Feed the hungry (continued)

By Rev. Fr. Eva Chuma Nnamene

Hunger is a frequent human occurrence. To satisfy this human frequency, one needs the material food or some enablement for it. Actually, when Jesus talked about feeding the hungry, He meant providing material foods for them. But He was also aware that the provision of material foods alone will not, sufficiently, take care of their needs.

Last week we talked about some of the human conditions that make it difficult for some people to provide food on their tables. At times, some of those conditions are manmade structures that create and sustain wide spread poverty that would last in perpetuity unless such structures are destroyed. For instance, there is this story of a widow whose late husband left six children to be raised. She also inherited landed properties from him.

And with those, she was bound to raise the children with ease. But no sooner had the man died than his family members rushed in. Advocating the customs and traditions of the community, the new elder in the family - given the exit of the deceased, took up all the landed properties - leaving none for his brother's family. This is an example of the obnoxious structures that may promote the presence of too many hungry persons in our society.

If such structures are there, and we find some material food to feed the hungry, we may be giving them fish instead of teaching them to fish in order to feed themselves. If we keep such obnoxious structures around, there is no way we can keep Jesus' invitation to feed the poor. This is why elimination of all structures that encourage injustice, selfishness, man's inhumanity to man, and a lot more was at the foreground of the 20th Century's liberation theology which had "preferential option for the poor" as its central focus.

Addressing this issue of structural divide, Pope Paul VI said, "The superfluous wealth of rich countries should be placed at the service of poor nations. The rule which up to now held good for the benefit of those nearest to us, must today be applied to all the needy of this world. Besides, the rich will be the first to benefit as a result. Otherwise their continued greed will certainly call down upon them the judgment of God and the wrath of the poor, with consequences no one can foretell" (Populorum Progressio, n. 49).

Towing the same line, the U.S. Catholic Bishops said, As followers of Christ, we are challenged to make a fundamental "option for the poor" - to speak for the voiceless, to defend the defenseless, to assess life styles, policies, and social institutions in terms of their impact on the poor. This "option for the poor" does not mean pitting one group against another, but rather, strengthening the whole community by assisting those who are the most vulnerable.

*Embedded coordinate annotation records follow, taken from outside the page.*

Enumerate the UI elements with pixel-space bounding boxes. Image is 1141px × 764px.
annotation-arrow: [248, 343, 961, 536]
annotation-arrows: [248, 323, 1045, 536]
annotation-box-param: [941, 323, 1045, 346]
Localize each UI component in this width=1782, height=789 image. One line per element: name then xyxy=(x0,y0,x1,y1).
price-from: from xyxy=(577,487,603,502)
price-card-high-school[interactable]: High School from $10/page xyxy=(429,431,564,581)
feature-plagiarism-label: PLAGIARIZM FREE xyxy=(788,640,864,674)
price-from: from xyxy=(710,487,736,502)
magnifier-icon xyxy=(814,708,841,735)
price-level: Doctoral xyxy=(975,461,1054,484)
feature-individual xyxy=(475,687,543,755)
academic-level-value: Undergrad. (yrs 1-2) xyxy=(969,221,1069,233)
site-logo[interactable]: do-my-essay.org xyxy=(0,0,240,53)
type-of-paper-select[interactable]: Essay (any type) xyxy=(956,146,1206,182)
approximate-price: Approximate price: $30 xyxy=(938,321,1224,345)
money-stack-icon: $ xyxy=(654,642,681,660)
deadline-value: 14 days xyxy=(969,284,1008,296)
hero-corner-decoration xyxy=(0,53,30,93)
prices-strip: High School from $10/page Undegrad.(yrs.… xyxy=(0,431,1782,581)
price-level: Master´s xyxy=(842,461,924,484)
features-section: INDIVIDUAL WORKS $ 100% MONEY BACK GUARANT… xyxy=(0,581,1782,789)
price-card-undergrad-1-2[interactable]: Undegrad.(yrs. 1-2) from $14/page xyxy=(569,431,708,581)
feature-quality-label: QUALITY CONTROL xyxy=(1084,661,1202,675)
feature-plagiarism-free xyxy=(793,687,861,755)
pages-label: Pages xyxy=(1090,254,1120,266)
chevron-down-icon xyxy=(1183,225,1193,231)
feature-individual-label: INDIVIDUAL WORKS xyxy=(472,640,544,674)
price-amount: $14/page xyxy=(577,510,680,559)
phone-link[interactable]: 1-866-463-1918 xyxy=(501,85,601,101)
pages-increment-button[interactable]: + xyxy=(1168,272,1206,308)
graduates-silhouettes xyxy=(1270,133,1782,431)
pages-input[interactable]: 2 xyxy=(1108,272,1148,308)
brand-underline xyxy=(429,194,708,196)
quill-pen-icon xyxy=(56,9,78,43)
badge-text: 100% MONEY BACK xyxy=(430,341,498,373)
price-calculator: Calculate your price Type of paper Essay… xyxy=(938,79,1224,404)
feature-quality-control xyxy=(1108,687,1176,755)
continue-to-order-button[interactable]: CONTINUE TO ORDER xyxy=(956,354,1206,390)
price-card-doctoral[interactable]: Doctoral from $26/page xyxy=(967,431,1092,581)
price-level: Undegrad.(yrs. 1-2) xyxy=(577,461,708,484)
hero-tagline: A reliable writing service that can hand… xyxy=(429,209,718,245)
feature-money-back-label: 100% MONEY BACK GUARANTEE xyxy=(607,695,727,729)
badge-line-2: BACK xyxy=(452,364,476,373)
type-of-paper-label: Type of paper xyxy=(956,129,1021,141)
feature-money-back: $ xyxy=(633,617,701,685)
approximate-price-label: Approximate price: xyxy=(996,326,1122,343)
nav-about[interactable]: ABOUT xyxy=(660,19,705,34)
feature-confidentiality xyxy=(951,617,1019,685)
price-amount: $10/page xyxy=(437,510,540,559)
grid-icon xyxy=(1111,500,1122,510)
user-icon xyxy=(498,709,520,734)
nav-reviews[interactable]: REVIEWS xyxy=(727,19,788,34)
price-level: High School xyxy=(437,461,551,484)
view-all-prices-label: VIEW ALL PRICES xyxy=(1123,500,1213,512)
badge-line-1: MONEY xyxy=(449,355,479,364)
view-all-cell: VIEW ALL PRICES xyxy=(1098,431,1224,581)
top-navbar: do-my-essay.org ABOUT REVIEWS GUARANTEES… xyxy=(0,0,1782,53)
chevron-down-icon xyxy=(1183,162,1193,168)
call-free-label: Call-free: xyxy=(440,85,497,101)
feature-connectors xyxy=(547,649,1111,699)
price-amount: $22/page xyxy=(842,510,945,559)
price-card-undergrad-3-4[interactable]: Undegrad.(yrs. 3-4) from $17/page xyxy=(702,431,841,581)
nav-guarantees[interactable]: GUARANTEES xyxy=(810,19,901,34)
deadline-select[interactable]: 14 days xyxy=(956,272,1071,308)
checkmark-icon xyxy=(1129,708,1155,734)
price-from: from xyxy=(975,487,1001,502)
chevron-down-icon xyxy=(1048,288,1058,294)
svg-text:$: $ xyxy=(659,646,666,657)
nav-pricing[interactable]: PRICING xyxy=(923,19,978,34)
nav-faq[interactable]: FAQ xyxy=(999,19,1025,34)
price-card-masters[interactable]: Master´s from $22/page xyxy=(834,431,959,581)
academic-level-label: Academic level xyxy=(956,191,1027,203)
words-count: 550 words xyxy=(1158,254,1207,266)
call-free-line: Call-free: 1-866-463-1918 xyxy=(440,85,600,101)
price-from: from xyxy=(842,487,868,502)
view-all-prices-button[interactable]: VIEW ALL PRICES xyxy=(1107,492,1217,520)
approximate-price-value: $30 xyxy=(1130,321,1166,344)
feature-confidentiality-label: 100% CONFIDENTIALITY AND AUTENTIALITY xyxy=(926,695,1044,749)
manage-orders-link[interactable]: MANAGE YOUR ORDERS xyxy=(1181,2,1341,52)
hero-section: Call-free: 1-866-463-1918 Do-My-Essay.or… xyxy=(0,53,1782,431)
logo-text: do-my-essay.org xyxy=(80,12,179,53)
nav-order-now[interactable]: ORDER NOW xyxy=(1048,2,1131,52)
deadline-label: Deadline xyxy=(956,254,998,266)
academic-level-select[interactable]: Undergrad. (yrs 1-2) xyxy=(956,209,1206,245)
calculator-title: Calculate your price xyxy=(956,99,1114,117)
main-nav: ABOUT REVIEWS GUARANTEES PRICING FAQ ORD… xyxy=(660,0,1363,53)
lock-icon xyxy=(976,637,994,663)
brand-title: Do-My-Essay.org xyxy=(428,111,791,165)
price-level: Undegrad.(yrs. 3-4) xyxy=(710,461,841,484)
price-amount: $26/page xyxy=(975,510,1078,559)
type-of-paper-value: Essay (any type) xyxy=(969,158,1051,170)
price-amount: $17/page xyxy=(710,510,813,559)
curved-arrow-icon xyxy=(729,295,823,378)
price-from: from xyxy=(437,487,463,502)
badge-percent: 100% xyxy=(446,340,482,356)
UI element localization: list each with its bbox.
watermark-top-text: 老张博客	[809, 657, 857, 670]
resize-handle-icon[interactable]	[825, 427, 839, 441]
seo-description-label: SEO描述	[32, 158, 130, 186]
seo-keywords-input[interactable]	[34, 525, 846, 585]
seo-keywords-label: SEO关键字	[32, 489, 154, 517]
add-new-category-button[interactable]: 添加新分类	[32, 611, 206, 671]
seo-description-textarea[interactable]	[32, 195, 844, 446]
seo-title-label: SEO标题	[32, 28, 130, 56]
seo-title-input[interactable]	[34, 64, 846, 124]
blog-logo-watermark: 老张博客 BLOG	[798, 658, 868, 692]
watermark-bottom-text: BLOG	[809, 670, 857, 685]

As Christians, we are called to respond to the needs of all our brothers and sisters, but those with the greatest needs require the greatest response (Economic Justice for All, n. 16). In responding to the needs of others, we should help them to learn how to fish to enable them provide for themselves; and we should remove structures that make the rich, richer, and the poor, poorer. It is then that we respond to Jesus call to feed the hungry.